A notícia é de agosto, dada em meio a uma das campanhas mais quentes da historia e não por acaso ignorada por muitos, que estavam em meio às batalhas eleitorais. A prefeitura está desapropriando bens tombados para construir um corredor de transporte coletivo chamado Transcarioca. Em que região? Campinho, entre Madureira e Jacarepaguá, na fronteira com Cascadura. E aí? E aí que a ausencia de barulho se relaciona diretamente com o o lugar, com o fato de ser no subúrbio, de serem casas ocupadas por gente pobre, sem circulação de turitas e sem nenhum tipo de visibilidade que teriam se fossem na área do centro ou da zona sul, onde casario antigo é visto como boa fonte de renda pros bares, boites e turistas que perambulam pela histórica meia cidade de são Sebastião da Orla do Rio de Janeiro.
Isso é a cara do Rio de Janeiro, meia cidade, meia política, meia preocupação, meia vida decente, meia prefeitura.A Prefeitura da Cidade do Rio de Janeiro desde sempre ignora a vida do subúrbio,suas necessidades, a possibilidade de intervenção geradora de qualidade de vida e agora a necessidade de preservação da memória local. Pra que preservar “imóveis que fazem parte  do entorno do Forte Nossa Senhora da Glória do Campinho, na Rua Ernani Cardoso, do século XIX, uma das primeiras fortificações construídas em terra para proteger a antiga Estrada Real de Santa Cruz, que ligava o centro da antiga colônia aos bairros mais afastados da cidade”? Já existe historia suficiente na zona Sul e  Centro e ninguém liga pra história do resto feio da cidade, onde vive essa gente pobre e sem futuro que se fode dia a dia em ônibus por morar mal.

Pra que contar a História da região onde existiam a fazendas que abasteciam a corte? Pra que perder tempo com mudança no projeto em metros para desapropriar os galpões dos supermercados que ficam a menos de 50 metros de distancia dos imóveis tombados? Aumentos os custos? Que custo tem a história, a memória? Porque deixaram os imóveis se degradarem mesmo tombados? Ah, não estão no Corredor cultural,né? Esqueci que cultura fora do centro não existe, só existe cultura na região onde a juventude dourada de Ipanema mostra seu rabo bem alimentado.

O pior do caso é o silencio coletivo, nosso, da tal mídia e dos vereadores e deputados da cidade que emtubam mais uma medida catastrófica patrocinada apelo Prefeito Mauricinho Eduardo /Pereira Paes, o novo homem do Bota-Abaixo, mais um representante da administração da Casa Grande que cuida da senzala na base da porrada. 
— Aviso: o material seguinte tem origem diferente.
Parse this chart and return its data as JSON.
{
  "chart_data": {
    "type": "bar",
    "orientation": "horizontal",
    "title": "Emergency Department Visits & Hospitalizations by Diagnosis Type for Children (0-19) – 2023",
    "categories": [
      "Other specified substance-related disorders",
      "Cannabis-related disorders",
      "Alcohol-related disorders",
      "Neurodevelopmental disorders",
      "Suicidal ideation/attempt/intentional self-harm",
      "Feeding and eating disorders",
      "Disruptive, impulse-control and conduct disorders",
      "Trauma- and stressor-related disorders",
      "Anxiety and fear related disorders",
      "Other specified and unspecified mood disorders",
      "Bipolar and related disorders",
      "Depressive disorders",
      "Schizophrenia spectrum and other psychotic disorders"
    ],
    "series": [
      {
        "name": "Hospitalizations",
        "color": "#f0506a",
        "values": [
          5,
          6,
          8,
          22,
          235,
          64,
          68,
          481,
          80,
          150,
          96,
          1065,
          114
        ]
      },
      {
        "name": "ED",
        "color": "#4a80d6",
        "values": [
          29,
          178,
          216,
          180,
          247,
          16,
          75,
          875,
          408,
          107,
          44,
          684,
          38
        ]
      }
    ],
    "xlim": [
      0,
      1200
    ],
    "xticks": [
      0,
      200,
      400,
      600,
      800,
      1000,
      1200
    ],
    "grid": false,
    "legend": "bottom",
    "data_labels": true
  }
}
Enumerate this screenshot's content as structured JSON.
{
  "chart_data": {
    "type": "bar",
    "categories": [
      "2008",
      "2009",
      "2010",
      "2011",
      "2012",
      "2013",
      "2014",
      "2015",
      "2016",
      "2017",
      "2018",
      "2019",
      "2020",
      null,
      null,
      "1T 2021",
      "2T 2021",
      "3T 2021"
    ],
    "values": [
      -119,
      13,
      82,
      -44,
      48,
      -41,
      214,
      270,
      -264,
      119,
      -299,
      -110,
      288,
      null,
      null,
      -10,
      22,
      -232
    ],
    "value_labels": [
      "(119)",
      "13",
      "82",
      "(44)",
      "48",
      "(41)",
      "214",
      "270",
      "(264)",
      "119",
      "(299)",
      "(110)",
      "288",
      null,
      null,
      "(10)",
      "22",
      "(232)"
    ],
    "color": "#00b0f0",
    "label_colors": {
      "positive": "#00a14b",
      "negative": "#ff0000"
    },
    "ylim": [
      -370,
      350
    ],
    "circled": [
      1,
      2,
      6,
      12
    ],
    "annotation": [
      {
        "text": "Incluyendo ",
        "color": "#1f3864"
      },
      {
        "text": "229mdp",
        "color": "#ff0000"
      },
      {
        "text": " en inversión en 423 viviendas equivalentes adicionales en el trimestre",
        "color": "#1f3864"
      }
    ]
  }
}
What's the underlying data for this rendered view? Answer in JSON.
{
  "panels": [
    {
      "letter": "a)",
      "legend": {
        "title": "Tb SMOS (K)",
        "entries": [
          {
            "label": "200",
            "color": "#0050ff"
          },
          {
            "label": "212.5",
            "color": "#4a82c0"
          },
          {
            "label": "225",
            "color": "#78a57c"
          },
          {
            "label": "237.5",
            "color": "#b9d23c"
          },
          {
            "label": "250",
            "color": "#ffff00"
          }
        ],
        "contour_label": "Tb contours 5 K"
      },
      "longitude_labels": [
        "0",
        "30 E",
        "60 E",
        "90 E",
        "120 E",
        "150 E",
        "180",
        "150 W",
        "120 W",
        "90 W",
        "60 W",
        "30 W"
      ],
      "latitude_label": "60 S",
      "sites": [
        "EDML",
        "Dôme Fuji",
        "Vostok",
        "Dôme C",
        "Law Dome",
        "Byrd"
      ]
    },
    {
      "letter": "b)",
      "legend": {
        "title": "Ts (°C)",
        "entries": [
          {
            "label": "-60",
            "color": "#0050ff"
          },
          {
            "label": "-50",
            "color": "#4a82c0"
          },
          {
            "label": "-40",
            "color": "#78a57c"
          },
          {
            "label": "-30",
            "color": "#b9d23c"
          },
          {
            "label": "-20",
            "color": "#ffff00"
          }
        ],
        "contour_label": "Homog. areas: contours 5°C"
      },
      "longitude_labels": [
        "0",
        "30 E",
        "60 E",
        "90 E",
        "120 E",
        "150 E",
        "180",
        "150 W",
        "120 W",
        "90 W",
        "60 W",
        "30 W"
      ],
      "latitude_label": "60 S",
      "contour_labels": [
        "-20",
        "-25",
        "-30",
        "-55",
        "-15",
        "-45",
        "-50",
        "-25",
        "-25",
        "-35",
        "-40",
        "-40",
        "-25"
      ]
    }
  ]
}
Da mesma forma que o choque de Ordem é choque de Orla, a Cultura é a cultura Centrada no Centro e na Zona Sul, o desprezo pelo subúrbio passa pelo descaso com arborização, com remoção de carros de revendedoras das calçadas, choque de ordem que permite que milícias tomem ruas para suas festas nos seus bares, mas retiram vendedores de pastéis das praças e agora a cagada solene no tombamento e na preservação da história do subúrbio. A mesma prefeitura que cita o Forte como patrimonio ignora seu entorno e mija na história que diz preservar.
A História do Rio é uma história de cidade partida e dia a dia segue pra ser uma história de Casa Grande com o desprezo canalha do Prefeito e seus animais de estimação que ocupam secretarias, ao ignorar o valor histórico e cinicamente fingir que ignoram que existem coisas mais importantes que os custos monetários. A região ser desapropriada não tem nenhum dos alegados prédios na mesma área onde será desapropriada , bastava desviar dos imóveis tombados , mas este sestão em áreas pobres, consideradas favelas, áreas “feias”, foda-se se a história nem sempre é cuidada e se mantém linda, o que importa é unir o útil, servir bem aos senhores da Copa, ao agradável, retirar gente feia e pobre da frente,principalmente na lonjura jeca dos subúrbios.






ATUALIZAÇÃO: Na área destombada existem empreendimentos imobiliários, há opção de trajeto com uso de terrenos do exército entre Paviuna e  Deodoro, mas nesta região existem outras favelas e nçao há empreendimentos imoboiliáiro, o custo aí seria desinteressante pro mercado, orque só levaria à urbanização de favelas, sem a venda de imóveis pra classe média que jpa curte a proximidade do Wal Mart.